Adding to the Bookpile
[by Mark Safranski, a.k.a. “zen“]
Cultures of War: Pearl Harbor / Hiroshima / 9-11 / Iraq by John Dower
Berlin Diary: The Journal of a Foreign Correspondent, 1934-1941 by William Shirer
Moral Combat: Good and Evil in World War II by Michael Burleigh
Picked up a few more books for the antilibrary.

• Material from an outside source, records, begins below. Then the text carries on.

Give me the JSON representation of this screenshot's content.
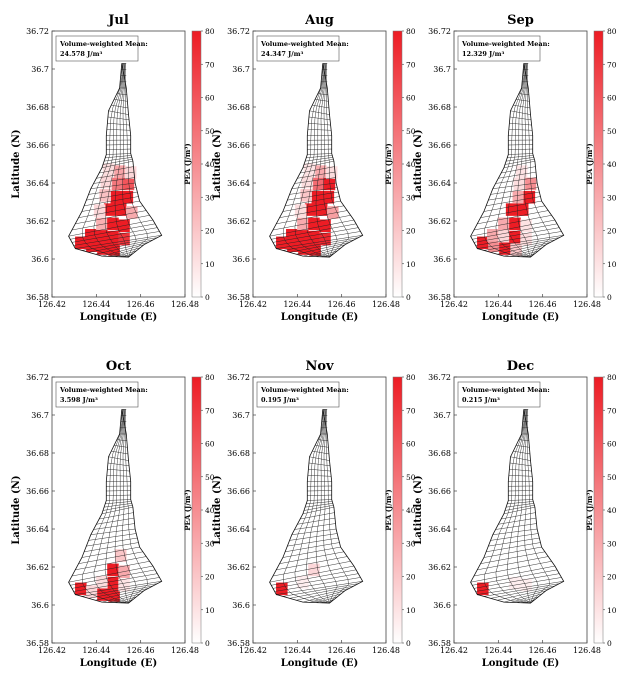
{
  "chart_data": [
    {
      "type": "heatmap",
      "title": "Jul",
      "mean_label": "Volume-weighted Mean:",
      "mean_value": "24.578 J/m³",
      "xlabel": "Longitude (E)",
      "ylabel": "Latitude (N)",
      "colorbar_label": "PEA (J/m³)",
      "xlim": [
        126.42,
        126.48
      ],
      "ylim": [
        36.58,
        36.72
      ],
      "clim": [
        0,
        80
      ],
      "xticks": [
        "126.42",
        "126.44",
        "126.46",
        "126.48"
      ],
      "yticks": [
        "36.58",
        "36.6",
        "36.62",
        "36.64",
        "36.66",
        "36.68",
        "36.7",
        "36.72"
      ],
      "cbar_ticks": [
        "0",
        "10",
        "20",
        "30",
        "40",
        "50",
        "60",
        "70",
        "80"
      ],
      "cells": [
        {
          "lon": 126.433,
          "lat": 36.6085,
          "v": 80
        },
        {
          "lon": 126.438,
          "lat": 36.607,
          "v": 80
        },
        {
          "lon": 126.443,
          "lat": 36.6055,
          "v": 80
        },
        {
          "lon": 126.448,
          "lat": 36.605,
          "v": 80
        },
        {
          "lon": 126.4375,
          "lat": 36.6125,
          "v": 80
        },
        {
          "lon": 126.4425,
          "lat": 36.612,
          "v": 80
        },
        {
          "lon": 126.4475,
          "lat": 36.6115,
          "v": 80
        },
        {
          "lon": 126.4525,
          "lat": 36.6105,
          "v": 72
        },
        {
          "lon": 126.4425,
          "lat": 36.6185,
          "v": 28
        },
        {
          "lon": 126.4475,
          "lat": 36.6185,
          "v": 80
        },
        {
          "lon": 126.4525,
          "lat": 36.6175,
          "v": 80
        },
        {
          "lon": 126.446,
          "lat": 36.626,
          "v": 80
        },
        {
          "lon": 126.451,
          "lat": 36.626,
          "v": 80
        },
        {
          "lon": 126.456,
          "lat": 36.6245,
          "v": 30
        },
        {
          "lon": 126.449,
          "lat": 36.6325,
          "v": 80
        },
        {
          "lon": 126.454,
          "lat": 36.6325,
          "v": 80
        },
        {
          "lon": 126.444,
          "lat": 36.6335,
          "v": 22
        },
        {
          "lon": 126.4495,
          "lat": 36.6395,
          "v": 48
        },
        {
          "lon": 126.4545,
          "lat": 36.6395,
          "v": 60
        },
        {
          "lon": 126.4445,
          "lat": 36.6405,
          "v": 14
        },
        {
          "lon": 126.4505,
          "lat": 36.646,
          "v": 32
        },
        {
          "lon": 126.4555,
          "lat": 36.6455,
          "v": 14
        },
        {
          "lon": 126.4455,
          "lat": 36.647,
          "v": 12
        },
        {
          "lon": 126.4415,
          "lat": 36.6255,
          "v": 14
        }
      ]
    },
    {
      "type": "heatmap",
      "title": "Aug",
      "mean_label": "Volume-weighted Mean:",
      "mean_value": "24.347 J/m³",
      "xlabel": "Longitude (E)",
      "ylabel": "Latitude (N)",
      "colorbar_label": "PEA (J/m³)",
      "xlim": [
        126.42,
        126.48
      ],
      "ylim": [
        36.58,
        36.72
      ],
      "clim": [
        0,
        80
      ],
      "xticks": [
        "126.42",
        "126.44",
        "126.46",
        "126.48"
      ],
      "yticks": [
        "36.58",
        "36.6",
        "36.62",
        "36.64",
        "36.66",
        "36.68",
        "36.7",
        "36.72"
      ],
      "cbar_ticks": [
        "0",
        "10",
        "20",
        "30",
        "40",
        "50",
        "60",
        "70",
        "80"
      ],
      "cells": [
        {
          "lon": 126.433,
          "lat": 36.6085,
          "v": 80
        },
        {
          "lon": 126.438,
          "lat": 36.607,
          "v": 80
        },
        {
          "lon": 126.443,
          "lat": 36.6055,
          "v": 80
        },
        {
          "lon": 126.448,
          "lat": 36.605,
          "v": 80
        },
        {
          "lon": 126.4375,
          "lat": 36.6125,
          "v": 80
        },
        {
          "lon": 126.4425,
          "lat": 36.612,
          "v": 80
        },
        {
          "lon": 126.4475,
          "lat": 36.6115,
          "v": 80
        },
        {
          "lon": 126.4525,
          "lat": 36.6105,
          "v": 76
        },
        {
          "lon": 126.4425,
          "lat": 36.6185,
          "v": 30
        },
        {
          "lon": 126.4475,
          "lat": 36.6185,
          "v": 80
        },
        {
          "lon": 126.4525,
          "lat": 36.6175,
          "v": 80
        },
        {
          "lon": 126.446,
          "lat": 36.626,
          "v": 80
        },
        {
          "lon": 126.451,
          "lat": 36.626,
          "v": 80
        },
        {
          "lon": 126.456,
          "lat": 36.6245,
          "v": 34
        },
        {
          "lon": 126.449,
          "lat": 36.6325,
          "v": 80
        },
        {
          "lon": 126.454,
          "lat": 36.6325,
          "v": 80
        },
        {
          "lon": 126.444,
          "lat": 36.6335,
          "v": 20
        },
        {
          "lon": 126.4495,
          "lat": 36.6395,
          "v": 52
        },
        {
          "lon": 126.4545,
          "lat": 36.6395,
          "v": 80
        },
        {
          "lon": 126.4445,
          "lat": 36.6405,
          "v": 12
        },
        {
          "lon": 126.4505,
          "lat": 36.646,
          "v": 30
        },
        {
          "lon": 126.4555,
          "lat": 36.6455,
          "v": 12
        },
        {
          "lon": 126.4455,
          "lat": 36.647,
          "v": 10
        },
        {
          "lon": 126.4415,
          "lat": 36.6255,
          "v": 12
        }
      ]
    },
    {
      "type": "heatmap",
      "title": "Sep",
      "mean_label": "Volume-weighted Mean:",
      "mean_value": "12.329 J/m³",
      "xlabel": "Longitude (E)",
      "ylabel": "Latitude (N)",
      "colorbar_label": "PEA (J/m³)",
      "xlim": [
        126.42,
        126.48
      ],
      "ylim": [
        36.58,
        36.72
      ],
      "clim": [
        0,
        80
      ],
      "xticks": [
        "126.42",
        "126.44",
        "126.46",
        "126.48"
      ],
      "yticks": [
        "36.58",
        "36.6",
        "36.62",
        "36.64",
        "36.66",
        "36.68",
        "36.7",
        "36.72"
      ],
      "cbar_ticks": [
        "0",
        "10",
        "20",
        "30",
        "40",
        "50",
        "60",
        "70",
        "80"
      ],
      "cells": [
        {
          "lon": 126.433,
          "lat": 36.6085,
          "v": 80
        },
        {
          "lon": 126.438,
          "lat": 36.607,
          "v": 40
        },
        {
          "lon": 126.443,
          "lat": 36.6055,
          "v": 80
        },
        {
          "lon": 126.448,
          "lat": 36.605,
          "v": 20
        },
        {
          "lon": 126.4375,
          "lat": 36.6125,
          "v": 30
        },
        {
          "lon": 126.4425,
          "lat": 36.612,
          "v": 14
        },
        {
          "lon": 126.4475,
          "lat": 36.6115,
          "v": 80
        },
        {
          "lon": 126.4525,
          "lat": 36.6105,
          "v": 12
        },
        {
          "lon": 126.4425,
          "lat": 36.6185,
          "v": 30
        },
        {
          "lon": 126.4475,
          "lat": 36.6185,
          "v": 80
        },
        {
          "lon": 126.4525,
          "lat": 36.6175,
          "v": 10
        },
        {
          "lon": 126.446,
          "lat": 36.626,
          "v": 80
        },
        {
          "lon": 126.451,
          "lat": 36.626,
          "v": 80
        },
        {
          "lon": 126.449,
          "lat": 36.6325,
          "v": 30
        },
        {
          "lon": 126.454,
          "lat": 36.6325,
          "v": 80
        },
        {
          "lon": 126.4545,
          "lat": 36.6395,
          "v": 40
        },
        {
          "lon": 126.4495,
          "lat": 36.6395,
          "v": 12
        },
        {
          "lon": 126.4505,
          "lat": 36.646,
          "v": 10
        }
      ]
    },
    {
      "type": "heatmap",
      "title": "Oct",
      "mean_label": "Volume-weighted Mean:",
      "mean_value": "3.598 J/m³",
      "xlabel": "Longitude (E)",
      "ylabel": "Latitude (N)",
      "colorbar_label": "PEA (J/m³)",
      "xlim": [
        126.42,
        126.48
      ],
      "ylim": [
        36.58,
        36.72
      ],
      "clim": [
        0,
        80
      ],
      "xticks": [
        "126.42",
        "126.44",
        "126.46",
        "126.48"
      ],
      "yticks": [
        "36.58",
        "36.6",
        "36.62",
        "36.64",
        "36.66",
        "36.68",
        "36.7",
        "36.72"
      ],
      "cbar_ticks": [
        "0",
        "10",
        "20",
        "30",
        "40",
        "50",
        "60",
        "70",
        "80"
      ],
      "cells": [
        {
          "lon": 126.433,
          "lat": 36.6085,
          "v": 80
        },
        {
          "lon": 126.438,
          "lat": 36.607,
          "v": 14
        },
        {
          "lon": 126.443,
          "lat": 36.6055,
          "v": 80
        },
        {
          "lon": 126.448,
          "lat": 36.605,
          "v": 80
        },
        {
          "lon": 126.4475,
          "lat": 36.6115,
          "v": 80
        },
        {
          "lon": 126.4425,
          "lat": 36.612,
          "v": 12
        },
        {
          "lon": 126.4475,
          "lat": 36.6185,
          "v": 80
        },
        {
          "lon": 126.4525,
          "lat": 36.6175,
          "v": 30
        },
        {
          "lon": 126.451,
          "lat": 36.626,
          "v": 20
        },
        {
          "lon": 126.4525,
          "lat": 36.6105,
          "v": 10
        }
      ]
    },
    {
      "type": "heatmap",
      "title": "Nov",
      "mean_label": "Volume-weighted Mean:",
      "mean_value": "0.195 J/m³",
      "xlabel": "Longitude (E)",
      "ylabel": "Latitude (N)",
      "colorbar_label": "PEA (J/m³)",
      "xlim": [
        126.42,
        126.48
      ],
      "ylim": [
        36.58,
        36.72
      ],
      "clim": [
        0,
        80
      ],
      "xticks": [
        "126.42",
        "126.44",
        "126.46",
        "126.48"
      ],
      "yticks": [
        "36.58",
        "36.6",
        "36.62",
        "36.64",
        "36.66",
        "36.68",
        "36.7",
        "36.72"
      ],
      "cbar_ticks": [
        "0",
        "10",
        "20",
        "30",
        "40",
        "50",
        "60",
        "70",
        "80"
      ],
      "cells": [
        {
          "lon": 126.433,
          "lat": 36.6085,
          "v": 80
        },
        {
          "lon": 126.4475,
          "lat": 36.6185,
          "v": 14
        },
        {
          "lon": 126.4425,
          "lat": 36.612,
          "v": 6
        }
      ]
    },
    {
      "type": "heatmap",
      "title": "Dec",
      "mean_label": "Volume-weighted Mean:",
      "mean_value": "0.215 J/m³",
      "xlabel": "Longitude (E)",
      "ylabel": "Latitude (N)",
      "colorbar_label": "PEA (J/m³)",
      "xlim": [
        126.42,
        126.48
      ],
      "ylim": [
        36.58,
        36.72
      ],
      "clim": [
        0,
        80
      ],
      "xticks": [
        "126.42",
        "126.44",
        "126.46",
        "126.48"
      ],
      "yticks": [
        "36.58",
        "36.6",
        "36.62",
        "36.64",
        "36.66",
        "36.68",
        "36.7",
        "36.72"
      ],
      "cbar_ticks": [
        "0",
        "10",
        "20",
        "30",
        "40",
        "50",
        "60",
        "70",
        "80"
      ],
      "cells": [
        {
          "lon": 126.433,
          "lat": 36.6085,
          "v": 80
        },
        {
          "lon": 126.4475,
          "lat": 36.6115,
          "v": 6
        },
        {
          "lon": 126.4525,
          "lat": 36.6105,
          "v": 6
        }
      ]
    }
  ],
  "colors": {
    "high": "#ed1c24",
    "low": "#ffffff",
    "grid": "#222222"
  }
}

Dower is best known for his prizewinning Embracing Defeat: Japan in the Wake of World War II, which unfortunately, I have never read. Berlin Diaries I have previously skimmed through for research purposes but I did not own a copy. Shirer’s The Rise and Fall of the Third Reich: A History of Nazi Germany
was an immensely bestselling book which nearly everyone interested in WWII reads at some point in time. I would put in a good word for Shirer’s lesser known The Collapse of the Third Republic: An Inquiry into the Fall of France in 1940
. It was a very readable introduction to the deep political schisms of France during the interwar and Vichy years which ( as I am not focused on French history) later made reading Ian Ousby’s Occupation: The Ordeal of France 1940-1944
more profitable.
I am a fan of the vigorous prose of British historian Michael Burleigh, having previously reviewed Blood and Rage: A Cultural History of Terrorism here and can give a strong recommendation for his The Third Reich: A New History
. Burleigh here is tackling moral choices in war and also conflict at what Colonel John Boyd termed “the moral level of war” in a scenario containing the greatest moral extremes in human history, the Second World War.
The more I try to read, the further behind I fall!